Fundamental analysis is a decision-making method where forex traders and investors look to understand the economic situation of a country. To do this, they look at the underlying news and economic data to determine whether an economy is doing well or not. With this information, they can then determine whether to buy or sell a currency pair. In this article, we will look at how you can use job numbers in forex trading.
What are job numbers?
Governments and policymakers are in constant need of knowing how an economy is performing. Most countries have put in place statistics agencies that collect these numbers to get this information. These agencies are tasked with collecting various types of data, including the population, inflation, retail sales, housing, and — last but not least — jobs numbers.
Jobs numbers are data that compile the number of people who got into employment in a given month. They also look at the number of vacancies, number of layoffs, wages, number of hours worked, and the participation rate. Many countries like Canada and the US usually publish these numbers per month. Others, like New Zealand, tend to publish theirs quarterly.
These numbers are important because they provide a picture of the strength of the economy. Besides, an economy that is doing well will create more jobs every month. This trend will, in turn, lead to higher wages, which will translate to higher consumer spending. Consumer spending is the biggest component of an economy.
Similarly, an economy that is not doing well will usually see a higher rate of unemployment. Such a situation will lead to low wages and affect economic growth.
Components of employment numbers
The job report is usually made up of several important numbers. For this piece, we will focus on the American report, which is usually the most comprehensive.
- Non-farm payrolls (NFP) – The NFP data usually tracks the total number of jobs created in an economy by both the government and the private sector. A higher number shows that the economy is doing well.
- Manufacturing and government payrolls – These numbers measure the number of workers added in the manufacturing and government sectors.
- Unemployment rate – This data shows the number of people of working age who are not in employment. There are several types of this data, including the U3 and U6 unemployment rates. The U3 is a general rate that looks at people who are not working. The U6, on the other hand, includes people who have been discouraged by the labor market and those working part-time.
- Participation rate – This data looks at the proportion of the population that is employed and those who are searching for jobs.
- Wages – The data looks at the overall wage growth in an economy. It looks at whether wages are rising, stagnant, or falling.
- Claimants – these numbers are released every week. They show the number of people who signed and those who are receiving unemployment benefits.
- Vacancies – The vacancy rate data is published every month. The Bureau of Labor Statistics (BLS) collects this data from both large and small companies.
Jobs numbers and inflation
Jobs numbers have a close relationship to inflation. For starters, inflation refers to the overall price increase of products like food and gasoline.
The special relationship between job numbers and inflation is often described by a concept known as the Phillips curve.

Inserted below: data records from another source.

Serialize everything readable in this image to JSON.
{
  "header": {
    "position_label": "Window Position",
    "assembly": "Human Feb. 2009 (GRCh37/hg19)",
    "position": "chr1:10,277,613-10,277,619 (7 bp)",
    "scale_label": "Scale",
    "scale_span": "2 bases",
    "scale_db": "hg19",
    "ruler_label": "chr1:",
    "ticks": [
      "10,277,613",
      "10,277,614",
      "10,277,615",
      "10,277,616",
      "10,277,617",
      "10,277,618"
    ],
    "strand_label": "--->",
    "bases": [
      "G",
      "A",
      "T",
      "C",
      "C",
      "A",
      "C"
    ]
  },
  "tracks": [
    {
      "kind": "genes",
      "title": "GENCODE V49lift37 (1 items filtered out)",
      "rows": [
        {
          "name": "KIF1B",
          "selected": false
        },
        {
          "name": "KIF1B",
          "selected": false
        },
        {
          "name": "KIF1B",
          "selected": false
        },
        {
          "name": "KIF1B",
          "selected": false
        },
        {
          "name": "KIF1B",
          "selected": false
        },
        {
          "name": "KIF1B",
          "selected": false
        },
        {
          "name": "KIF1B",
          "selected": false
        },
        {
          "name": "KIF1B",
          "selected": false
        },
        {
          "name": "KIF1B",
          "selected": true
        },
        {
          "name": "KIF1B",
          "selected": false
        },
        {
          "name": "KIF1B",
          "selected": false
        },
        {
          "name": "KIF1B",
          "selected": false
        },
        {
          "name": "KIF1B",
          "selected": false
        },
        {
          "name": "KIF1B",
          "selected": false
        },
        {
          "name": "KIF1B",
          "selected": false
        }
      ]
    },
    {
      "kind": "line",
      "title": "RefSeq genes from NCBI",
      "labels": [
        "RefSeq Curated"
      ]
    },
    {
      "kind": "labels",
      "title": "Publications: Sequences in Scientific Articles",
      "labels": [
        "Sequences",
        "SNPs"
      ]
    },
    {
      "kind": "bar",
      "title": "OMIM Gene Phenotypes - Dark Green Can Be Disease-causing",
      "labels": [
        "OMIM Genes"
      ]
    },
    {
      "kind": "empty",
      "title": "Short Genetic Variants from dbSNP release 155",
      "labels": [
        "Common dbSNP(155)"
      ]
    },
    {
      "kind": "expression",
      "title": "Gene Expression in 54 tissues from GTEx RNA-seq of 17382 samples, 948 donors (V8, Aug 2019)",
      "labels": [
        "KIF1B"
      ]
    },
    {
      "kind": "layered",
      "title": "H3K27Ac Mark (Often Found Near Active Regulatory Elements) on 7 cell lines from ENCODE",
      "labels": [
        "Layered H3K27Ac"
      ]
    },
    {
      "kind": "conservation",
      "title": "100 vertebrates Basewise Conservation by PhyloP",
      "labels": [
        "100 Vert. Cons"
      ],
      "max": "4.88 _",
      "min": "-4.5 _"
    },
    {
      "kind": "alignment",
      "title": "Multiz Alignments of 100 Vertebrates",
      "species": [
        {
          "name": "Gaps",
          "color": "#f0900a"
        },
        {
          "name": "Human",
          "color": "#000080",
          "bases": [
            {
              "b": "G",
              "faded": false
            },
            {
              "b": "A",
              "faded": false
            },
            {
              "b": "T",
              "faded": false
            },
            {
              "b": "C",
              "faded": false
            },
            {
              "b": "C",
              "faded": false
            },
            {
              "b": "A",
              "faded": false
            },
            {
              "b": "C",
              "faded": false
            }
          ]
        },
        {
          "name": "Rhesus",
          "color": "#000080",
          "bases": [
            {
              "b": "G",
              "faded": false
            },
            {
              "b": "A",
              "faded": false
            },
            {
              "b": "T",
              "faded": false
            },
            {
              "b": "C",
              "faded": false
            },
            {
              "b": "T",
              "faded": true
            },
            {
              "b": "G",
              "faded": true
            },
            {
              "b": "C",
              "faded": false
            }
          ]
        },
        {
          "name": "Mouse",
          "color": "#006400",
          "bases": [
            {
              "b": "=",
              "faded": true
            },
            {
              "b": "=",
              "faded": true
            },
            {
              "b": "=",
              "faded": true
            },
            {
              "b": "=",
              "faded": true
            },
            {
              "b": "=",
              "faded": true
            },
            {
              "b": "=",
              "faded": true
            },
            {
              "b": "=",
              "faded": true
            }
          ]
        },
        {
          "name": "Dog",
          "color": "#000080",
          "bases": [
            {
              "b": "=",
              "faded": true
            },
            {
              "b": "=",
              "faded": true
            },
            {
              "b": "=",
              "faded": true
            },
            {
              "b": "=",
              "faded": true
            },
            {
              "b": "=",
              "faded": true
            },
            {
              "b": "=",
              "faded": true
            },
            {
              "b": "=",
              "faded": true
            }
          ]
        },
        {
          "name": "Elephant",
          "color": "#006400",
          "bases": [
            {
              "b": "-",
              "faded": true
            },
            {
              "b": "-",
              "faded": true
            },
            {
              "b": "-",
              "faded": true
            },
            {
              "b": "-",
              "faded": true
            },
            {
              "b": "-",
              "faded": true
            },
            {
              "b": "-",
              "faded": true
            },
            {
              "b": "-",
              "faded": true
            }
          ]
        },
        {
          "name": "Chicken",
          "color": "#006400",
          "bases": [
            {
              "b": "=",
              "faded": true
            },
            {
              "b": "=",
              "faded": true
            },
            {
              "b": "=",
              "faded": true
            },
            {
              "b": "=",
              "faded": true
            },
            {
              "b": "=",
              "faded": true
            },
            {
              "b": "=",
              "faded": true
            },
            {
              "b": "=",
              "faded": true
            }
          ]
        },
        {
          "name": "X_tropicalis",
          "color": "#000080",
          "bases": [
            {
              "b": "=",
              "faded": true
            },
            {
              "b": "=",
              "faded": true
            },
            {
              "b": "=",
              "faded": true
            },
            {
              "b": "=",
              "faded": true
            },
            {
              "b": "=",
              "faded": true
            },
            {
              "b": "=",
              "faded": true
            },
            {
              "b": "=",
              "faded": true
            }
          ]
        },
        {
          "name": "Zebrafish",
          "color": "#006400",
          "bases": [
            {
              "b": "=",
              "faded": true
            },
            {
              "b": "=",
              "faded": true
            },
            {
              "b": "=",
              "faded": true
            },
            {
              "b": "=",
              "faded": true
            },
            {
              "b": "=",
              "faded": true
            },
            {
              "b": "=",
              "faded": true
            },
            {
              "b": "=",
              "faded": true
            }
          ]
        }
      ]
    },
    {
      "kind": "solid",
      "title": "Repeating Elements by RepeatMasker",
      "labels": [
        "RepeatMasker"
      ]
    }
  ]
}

As shown below, the concept of the Phillips Curve is that inflation tends to rise when the unemployment rate falls. This happened because a low unemployment rate leads to higher wages, which in turn leads to higher consumer spending.
Phillips curve chart
The two also have a close relationship because of central banks. In most countries like the United States, UK, and Japan, the central banks are given the mandate to watch the unemployment rate and inflation rate. Precisely, they are mandated to ensure that the inflation rate remains steady and that the unemployment rate remains low. Central banks have tools like interest rates, quantitative easing, and even money printers.
Central banks play an important part in the forex market. In most cases, a dovish Federal Reserve is usually bearish for the US dollar. A good example of this is what happened after the Covid-19 pandemic broke out. The US dollar tumbled against key currencies after the Federal Reserve decided to lower interest rates to a record low and then implement the biggest quantitative easing program on record.
How to use jobs numbers in forex trading
Historically, currency pairs tend to have substantial movements when countries publish their employment numbers. Therefore, the first thing you need to do is to use the economic calendar to identify when a country is set to publish its data.
As you get used to forex trading, mastering this timing will be relatively easy. For example, the US and Canada tend to publish their monthly data on the first Friday of the month. The US also publishes its initial jobless claims every Thursday unless there is a public holiday. Similarly, the UK tends to publish its jobs numbers on Tuesday.
Second, you need to know the expectations and the recent trend. Having a good understanding of this will help you position your trades well. You can gain more insights by reading articles written by major publications like the Wall Street Journal and Bloomberg about these numbers.
Third, a good strategy to trade before the release is to use pending orders. These are orders that are only implemented when a currency pair reaches a predetermined level. For example, if the EUR/USD is trading at 1.1100 before the data release, you could place a buy-stop at 1.1150 and a take-profit at 1.1200.
At the same time, you could place a sell-stop at 1.1050 and a take-profit at 1.100, and stop-loss at 1.1100. In this case, these trades will be initiated depending on how the numbers come out. The take-profits and stop-losses will help to cushion you from any substantial risks.
Summary
Jobs numbers are some of the most closely watched economic metrics on the calendar. This data provides more information about the state of the economy and what the central bank may do. In this article, we have looked at some of the key components of a job report and how to trade it.